Ecosyste.ms: Awesome

An open API service indexing awesome lists of open source software.

Awesome Lists | Featured Topics | Projects

https://github.com/marcom/rnastructure.jl

Julia interface to the RNAstructure program suite for RNA structure prediction and analysis
https://github.com/marcom/rnastructure.jl

julia rna rna-folding rna-secondary-structure rna-secondary-structure-prediction

Last synced: 3 months ago
JSON representation

Julia interface to the RNAstructure program suite for RNA structure prediction and analysis

Awesome Lists containing this project

README

        

# RNAstructure.jl

[![Build Status](https://github.com/marcom/RNAstructure.jl/actions/workflows/CI.yml/badge.svg?branch=main)](https://github.com/marcom/RNAstructure.jl/actions/workflows/CI.yml?query=branch%3Amain)
[![Aqua QA](https://raw.githubusercontent.com/JuliaTesting/Aqua.jl/master/badge.svg)](https://github.com/JuliaTesting/Aqua.jl)

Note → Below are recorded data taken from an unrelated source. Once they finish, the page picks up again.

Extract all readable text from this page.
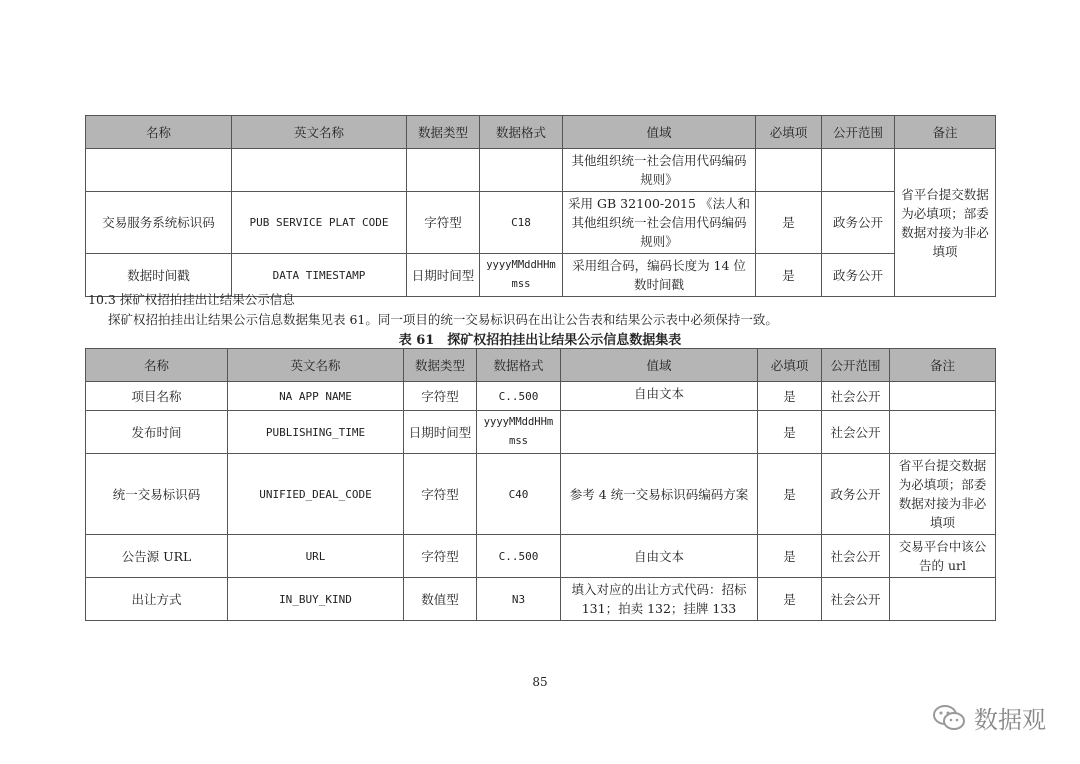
名称	英文名称	数据类型	数据格式	值域	必填项	公开范围	备注
				其他组织统一社会信用代码编码规则》			省平台提交数据为必填项；部委数据对接为非必填项
交易服务系统标识码	PUB SERVICE PLAT CODE	字符型	C18	采用 GB 32100-2015 《法人和其他组织统一社会信用代码编码规则》	是	政务公开	
数据时间戳	DATA TIMESTAMP	日期时间型	yyyyMMddHHmmss	采用组合码，编码长度为 14 位数时间戳	是	政务公开	
10.3 探矿权招拍挂出让结果公示信息
探矿权招拍挂出让结果公示信息数据集见表 61。同一项目的统一交易标识码在出让公告表和结果公示表中必须保持一致。
表 61　探矿权招拍挂出让结果公示信息数据集表
名称	英文名称	数据类型	数据格式	值域	必填项	公开范围	备注
项目名称	NA APP NAME	字符型	C..500	自由文本	是	社会公开	
发布时间	PUBLISHING_TIME	日期时间型	yyyyMMddHHmmss		是	社会公开	
统一交易标识码	UNIFIED_DEAL_CODE	字符型	C40	参考 4 统一交易标识码编码方案	是	政务公开	省平台提交数据为必填项；部委数据对接为非必填项
公告源 URL	URL	字符型	C..500	自由文本	是	社会公开	交易平台中该公告的 url
出让方式	IN_BUY_KIND	数值型	N3	填入对应的出让方式代码：招标131；拍卖 132；挂牌 133	是	社会公开	
85
数据观
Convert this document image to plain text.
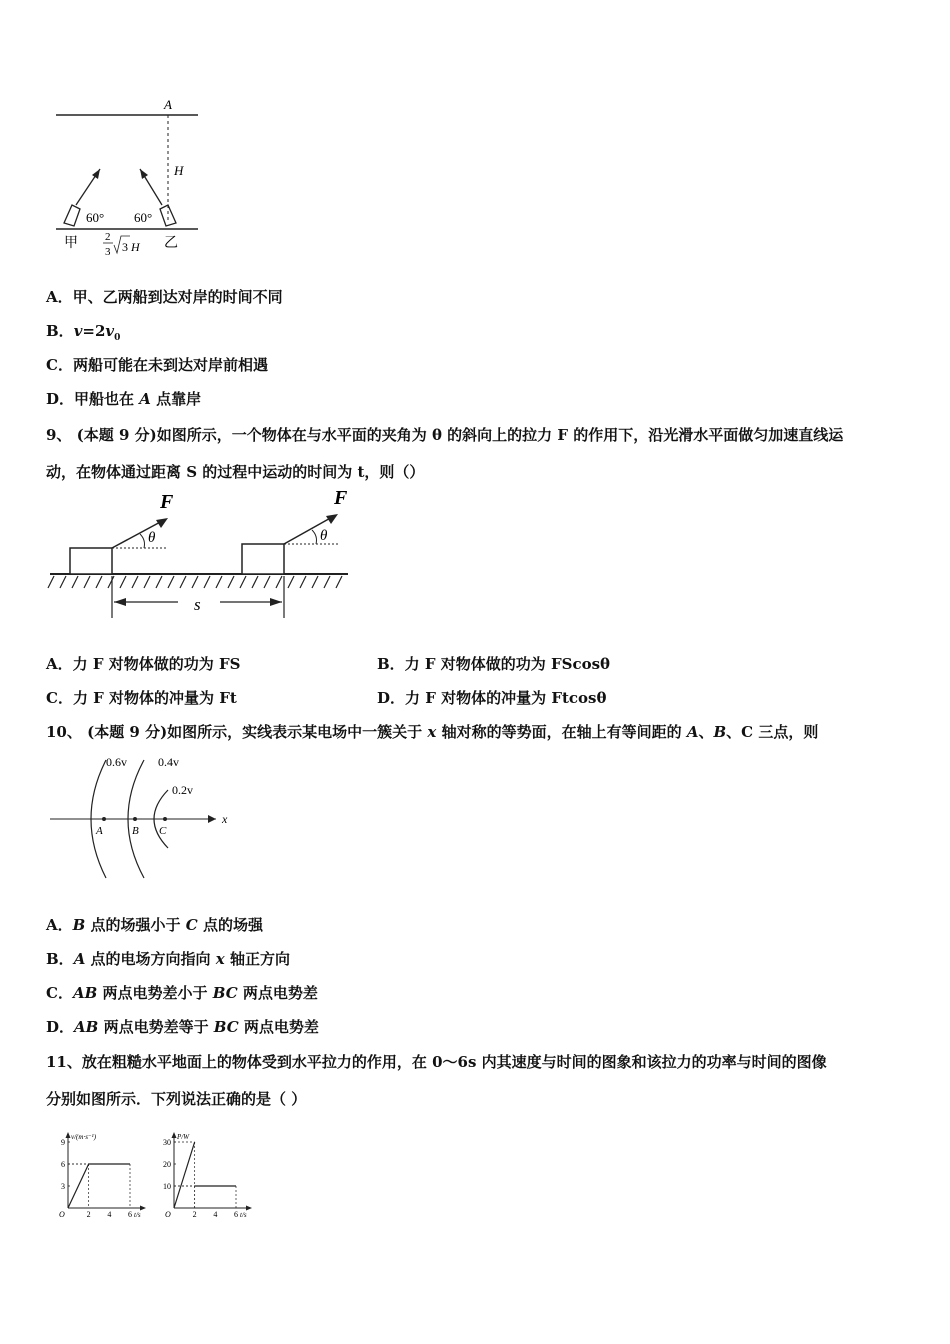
A
H
60° 60°
甲	乙
2
3 3 H
A．甲、乙两船到达对岸的时间不同
B．$v=2v_0$
C．两船可能在未到达对岸前相遇
D．甲船也在 A 点靠岸
9、 (本题 9 分)如图所示，一个物体在与水平面的夹角为 θ 的斜向上的拉力 F 的作用下，沿光滑水平面做匀加速直线运
动，在物体通过距离 S 的过程中运动的时间为 t，则（）
F
θ
F
θ
s
A．力 F 对物体做的功为 FS	B．力 F 对物体做的功为 FScosθ
C．力 F 对物体的冲量为 Ft	D．力 F 对物体的冲量为 Ftcosθ
10、 (本题 9 分)如图所示，实线表示某电场中一簇关于 x 轴对称的等势面，在轴上有等间距的 A、B、C 三点，则
x
0.6v	0.4v
0.2v
A	B C
A．B 点的场强小于 C 点的场强
B．A 点的电场方向指向 x 轴正方向
C．AB 两点电势差小于 BC 两点电势差
D．AB 两点电势差等于 BC 两点电势差
11、放在粗糙水平地面上的物体受到水平拉力的作用，在 0～6s 内其速度与时间的图象和该拉力的功率与时间的图像
分别如图所示．下列说法正确的是（ ）
v/(m·s⁻¹)
t/s
O	2 4 6
3
6
9
P/W
t/s
O	2 4 6
10
20
30
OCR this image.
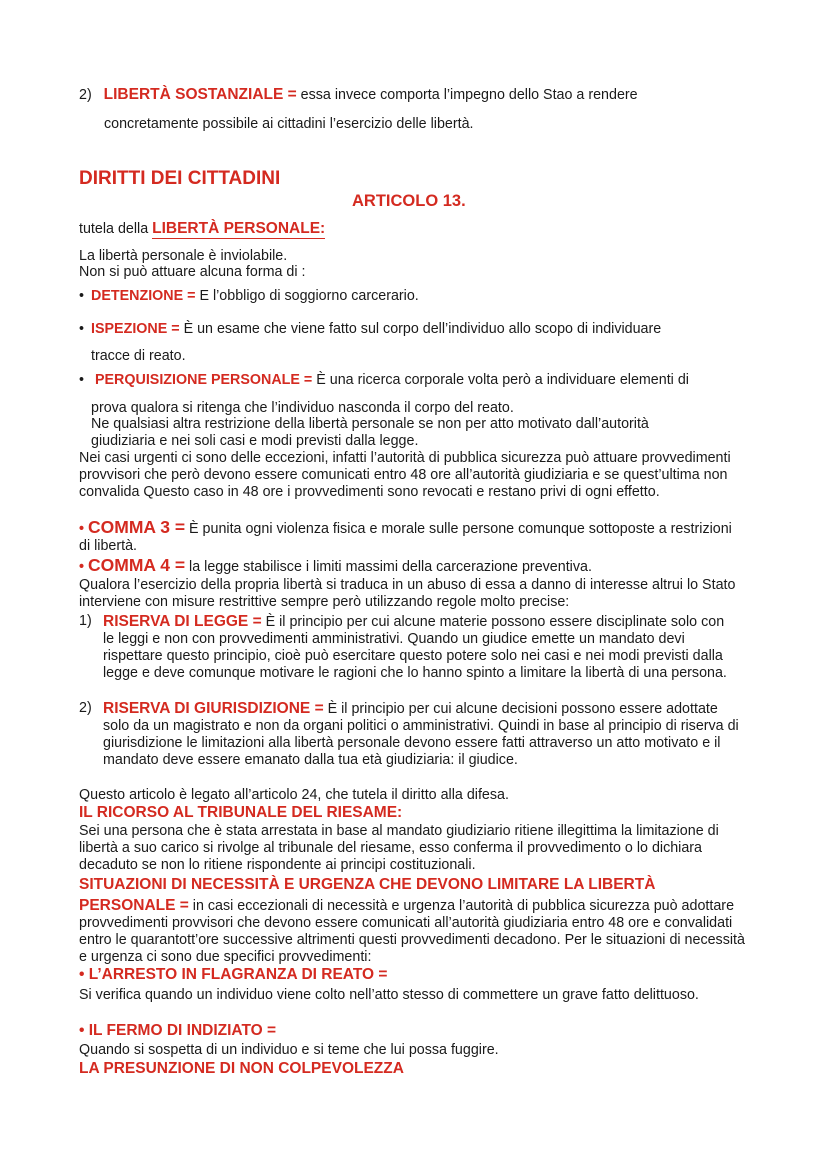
2) LIBERTÀ SOSTANZIALE = essa invece comporta l’impegno dello Stao a rendere
concretamente possibile ai cittadini l’esercizio delle libertà.
DIRITTI DEI CITTADINI
ARTICOLO 13.
tutela della LIBERTÀ PERSONALE:
La libertà personale è inviolabile.
Non si può attuare alcuna forma di :
• DETENZIONE = E l’obbligo di soggiorno carcerario.
• ISPEZIONE = È un esame che viene fatto sul corpo dell’individuo allo scopo di individuare
tracce di reato.
• PERQUISIZIONE PERSONALE = È una ricerca corporale volta però a individuare elementi di
prova qualora si ritenga che l’individuo nasconda il corpo del reato.
Ne qualsiasi altra restrizione della libertà personale se non per atto motivato dall’autorità giudiziaria e nei soli casi e modi previsti dalla legge.
Nei casi urgenti ci sono delle eccezioni, infatti l’autorità di pubblica sicurezza può attuare provvedimenti provvisori che però devono essere comunicati entro 48 ore all’autorità giudiziaria e se quest’ultima non convalida Questo caso in 48 ore i provvedimenti sono revocati e restano privi di ogni effetto.
• COMMA 3 = È punita ogni violenza fisica e morale sulle persone comunque sottoposte a restrizioni di libertà.
• COMMA 4 = la legge stabilisce i limiti massimi della carcerazione preventiva.
Qualora l’esercizio della propria libertà si traduca in un abuso di essa a danno di interesse altrui lo Stato interviene con misure restrittive sempre però utilizzando regole molto precise:
1) RISERVA DI LEGGE = È il principio per cui alcune materie possono essere disciplinate solo con le leggi e non con provvedimenti amministrativi. Quando un giudice emette un mandato devi rispettare questo principio, cioè può esercitare questo potere solo nei casi e nei modi previsti dalla legge e deve comunque motivare le ragioni che lo hanno spinto a limitare la libertà di una persona.
2) RISERVA DI GIURISDIZIONE = È il principio per cui alcune decisioni possono essere adottate solo da un magistrato e non da organi politici o amministrativi. Quindi in base al principio di riserva di giurisdizione le limitazioni alla libertà personale devono essere fatti attraverso un atto motivato e il mandato deve essere emanato dalla tua età giudiziaria: il giudice.
Questo articolo è legato all’articolo 24, che tutela il diritto alla difesa.
IL RICORSO AL TRIBUNALE DEL RIESAME:
Sei una persona che è stata arrestata in base al mandato giudiziario ritiene illegittima la limitazione di libertà a suo carico si rivolge al tribunale del riesame, esso conferma il provvedimento o lo dichiara decaduto se non lo ritiene rispondente ai principi costituzionali.
SITUAZIONI DI NECESSITÀ E URGENZA CHE DEVONO LIMITARE LA LIBERTÀ
PERSONALE = in casi eccezionali di necessità e urgenza l’autorità di pubblica sicurezza può adottare provvedimenti provvisori che devono essere comunicati all’autorità giudiziaria entro 48 ore e convalidati entro le quarantott’ore successive altrimenti questi provvedimenti decadono. Per le situazioni di necessità e urgenza ci sono due specifici provvedimenti:
• L’ARRESTO IN FLAGRANZA DI REATO =
Si verifica quando un individuo viene colto nell’atto stesso di commettere un grave fatto delittuoso.
• IL FERMO DI INDIZIATO =
Quando si sospetta di un individuo e si teme che lui possa fuggire.
LA PRESUNZIONE DI NON COLPEVOLEZZA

Unofficial Julia interface to the
[RNAstructure](https://rna.urmc.rochester.edu/RNAstructure.html)
program suite for RNA structure prediction and analysis. Please cite
the appropriate publications listed on the RNAstructure website if you
use this library.

## Installation

Enter the package mode from the Julia REPL by pressing `]` and then
install with

```
add RNAstructure
```

## Usage

```julia
using RNAstructure
```

### Note: sequence conventions

Sequences passed to RNAstructure use the following convention:
- uppercase character: normal nucleotide, U equivalent to T
- lowercase character: nucleotide cannot form basepairs
- X or N character: unknown base or base that cannot interact with
others (cannot pair or stack)

See the [RNAstructure manual section for
sequences](https://rna.urmc.rochester.edu/Text/File_Formats.html#Sequence)
for more details.

Some programs make exceptions to these rules, check the manual pages
of the RNAstructure programs for details on any differences.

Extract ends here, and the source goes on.